Tuesday, 15 May 2018

Ceisteanna (122)

Bernard Durkan

Ceist:

122. Deputy Bernard J. Durkan asked the Tánaiste and Minister for Foreign Affairs and Trade the extent to which the European Union continues to foster good relations with the countries in the western Balkans with particular reference to the need for applicant countries to comply with the acquis communautaire; and if he will make a statement on the matter. [21463/18]

Amharc ar fhreagra

Freagraí scríofa (Ceist ar Foreign)

The European Union continues to work closely with the countries of the Western Balkans to encourage progress on their European path. The stability of the Western Balkans is important for the security of the EU and the region is a priority for the Bulgarian Presidency. A Strategy for the Western Balkans was published in February, and the Taoiseach will attend an EU-Western Balkans Summit in Sofia on 17 May where the main focus of discussion will be connectivity, which is essential for the future development of the countries of the region.

The countries of the Western Balkans have a European perspective, but reforms are required across a wide range of areas, particularly in the rule of law and fundamental freedoms, to reach the high standards set out in the chapters of the acquis communautaire.

Two of the countries of the Western Balkans have opened formal accession negotiations with the European Union: Montenegro and Serbia. Thirty chapters (out of a total of 35) have been opened with Montenegro; of these three have already been provisionally closed. Twelve chapters have been opened with Serbia and two have been provisionally closed.

The European Commission published country reports on each of the countries of the Western Balkans in April. These reports detail the ‘state of play’, assess progress made and make recommendations for future action, and will form the basis for a discussion by Ministers at the General Affairs Council in June.

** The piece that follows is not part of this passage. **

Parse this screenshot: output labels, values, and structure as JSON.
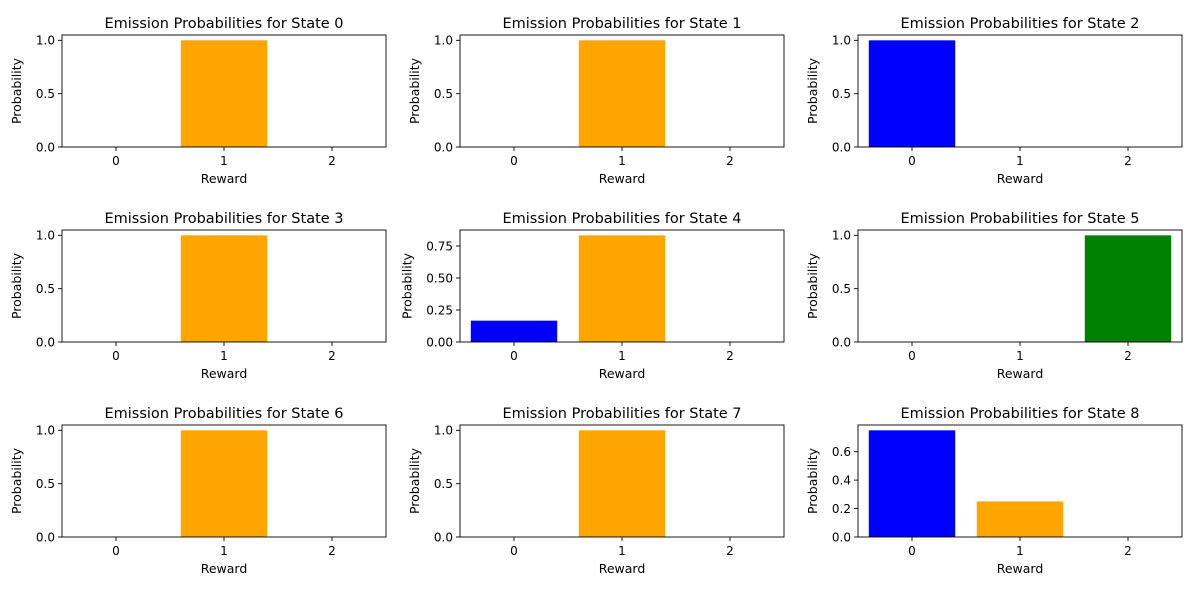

The EU endeavours to foster good relations in all of its engagement with the Western Balkans, through the provision of pre-accession funding, by facilitating the Belgrade-Pristina dialogue and in its intense engagement with the candidate countries which have a ‘European Perspective’ but which have not yet opened formal negotiations, namely Albania and Macedonia, as well as the potential candidate countries of Bosnia and Herzegovina and Kosovo.

Ireland is a strong supporter of the enlargement policy of the EU, believing that the accession process is a transformative driver for peace and stability. We also believe that there can be no shortcuts to membership, and that all standards and conditions must be met.